El Cholo entró en El Salón cuando todos estaban bailando. Sonaba la música del organillo apagada por las voces y el ruido de los pies arrastrándose, y se manchaba de humo su ritmo monótono, estridente, en el ambiente cargado de olor a cuerpos sudorosos, envueltos en refajos apretados, en pantalones de pana, en acartonadas faldas de paño grueso. Tenía veinte años y se notó su entrada en el baile como un viento fuerte que abre de pronto una ventana trayendo algo alegre y salvaje. Su pelo, negro y rizado, hablaba a todas las miradas de la fuerza de sus músculos, temidos por hombres con diez años más que él. Su estatura era superior a la de todos los que apretaban los conglomerados de lana y carne con los que bailaban. Ninguno necesitó mirar hacia la puerta para saber que había entrado él. Les bastó mirar a la muchacha con la que bailaban y sorprender un giro de cabeza o una simple desviación de los ojos, que brillaron entonces como nunca. Acabada la pieza, él se acercó a una muchacha de unos diecisiete años, con ojos grandes, cuerpo bien formado, no grueso, sino de formas llenas, como si tuviera demasiada densidad dentro de sus curvas y hubiera en él una tendencia a estallar, a romper aquellas formas, encerradas apretadamente en diez o doce prendas de lana y paño grueso. El Cholo, sin decir nada, sin mirar al que había bailado con ella —pequeño, con algo pidiendo perdón en sus ojos hundidos—, la apretó contra su cuerpo apenas oyó la primera nota de la nueva pieza y, riendo la muchacha por cualquier cosa recordada o sospechada, empezaron a bailar, observada con envidia por las otras muchachas, que aceptaban con desgana los brazos de sus parejas. Llevaba en su cuello, como todas las solteras del pueblo, una gargantilla de corales de tres vueltas. Se apretaba a él, apoyando la cabeza en su pecho, mientras las demás bailaban con la cabeza bien separada. Iba segura: nadie se atrevería a decirle nada después de haber bailado con El Cholo. Manuela creyó ser la elegida entre todas, pero él bailó luego con otra, la pieza siguiente con otra, y así hasta haber bailado con las mejores muchachas del pueblo, cortejaran o no con otro mozo. Y nadie le dijo nada. Salió del baile contento de sí mismo.

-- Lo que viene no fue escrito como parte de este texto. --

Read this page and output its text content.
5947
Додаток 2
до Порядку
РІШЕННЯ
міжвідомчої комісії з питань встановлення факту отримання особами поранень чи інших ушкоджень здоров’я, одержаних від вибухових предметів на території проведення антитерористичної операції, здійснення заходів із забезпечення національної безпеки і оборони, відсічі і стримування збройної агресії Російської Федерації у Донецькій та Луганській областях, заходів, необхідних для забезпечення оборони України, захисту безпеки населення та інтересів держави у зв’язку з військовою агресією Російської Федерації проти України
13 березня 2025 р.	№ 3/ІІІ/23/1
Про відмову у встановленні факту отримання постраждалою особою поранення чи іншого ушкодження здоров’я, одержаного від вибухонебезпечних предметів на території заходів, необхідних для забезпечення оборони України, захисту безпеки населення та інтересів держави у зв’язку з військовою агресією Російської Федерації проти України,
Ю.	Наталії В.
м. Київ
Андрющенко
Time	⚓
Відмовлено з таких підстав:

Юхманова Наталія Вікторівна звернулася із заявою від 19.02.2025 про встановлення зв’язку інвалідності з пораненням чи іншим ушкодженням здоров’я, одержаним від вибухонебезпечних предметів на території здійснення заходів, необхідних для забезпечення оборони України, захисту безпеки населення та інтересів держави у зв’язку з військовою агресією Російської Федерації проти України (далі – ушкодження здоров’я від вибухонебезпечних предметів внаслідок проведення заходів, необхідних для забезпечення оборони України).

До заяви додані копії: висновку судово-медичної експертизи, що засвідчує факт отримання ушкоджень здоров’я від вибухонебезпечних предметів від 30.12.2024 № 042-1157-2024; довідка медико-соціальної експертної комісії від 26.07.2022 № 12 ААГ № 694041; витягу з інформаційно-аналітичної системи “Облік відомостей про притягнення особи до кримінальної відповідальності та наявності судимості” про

El Cholo ya no está en la puerta del establo. El rumor de la paja; las moscas volando; los pasos rápidos de una gallina que llega hasta la puerta, se adentra medio metro, y se queda quieta en el rectángulo de sol atardecido que entra por la puerta, con el cuello doblado, mirando algo; los cerdos fuera, gruñendo asustados de los perros; todas las vacas tumbadas en el suelo y una empujando levemente con su hocico al niño; el olor de tantos animales mezclado con el vaho de su aliento, y el rumor, cada vez más fuerte, de la paja aplastándose, crujiendo; las moscas, clavándose con desesperación en el vientre de las vacas… El establo es una mezcla densa de ruidos, grandes y pequeños ruidos, ruidos sordos y continuos, rumores apagados, crujidos y roces de cuerpos, con el olor a paja, a estiércol, a vida sucia, todo ello pegajoso y caliente, quizá, por el último sol que entra oblicuo, haciendo brillar el polvo de paja y tierra que flota en el establo como partículas de vida represada durante muchos siglos que al fin han encontrado su liberación y se encienden y van hacia el aire y el sol. Una vaca mira hacia el rincón donde suena la paja. Los dos cuerpos se revuelcan entrelazados bajo las ruedas del carro, forman un remolino de arañazos, mordiscos y ladridos. Las gallinas se han alborotado histéricamente y los cerdos gruñen sin cesar. La lucha entre dos perros dura unos minutos nada más. Quizá asustado su cuerpo por el contacto frío y caliente del hocico de la vaca, el niño ha comenzado a llorar, y sigue llorando todavía cuando El Cholo atraviesa la puerta del establo, con prisa, quitándose las pajas del pelo y de la ropa, removiendo las pequeñas partículas doradas que flotan al sol. Manuela, tumbada todavía sobre la paja del rincón, con los ojos semicerrados, sus párpados abandonados a un levísimo temblor irregular, caídos los brazos a los lados de su cuerpo, hundida entre la paja, piensa un momento en algo vago, respirando aún con dificultad. El Cholo les roba a todos, se ríe de todos y todos le tienen miedo, ¡bah! Se levanta, se sacude las pajas, coge al niño y lo vuelve a atar a su espalda. Luego se sienta en el taburete y continúa haciendo calceta automáticamente.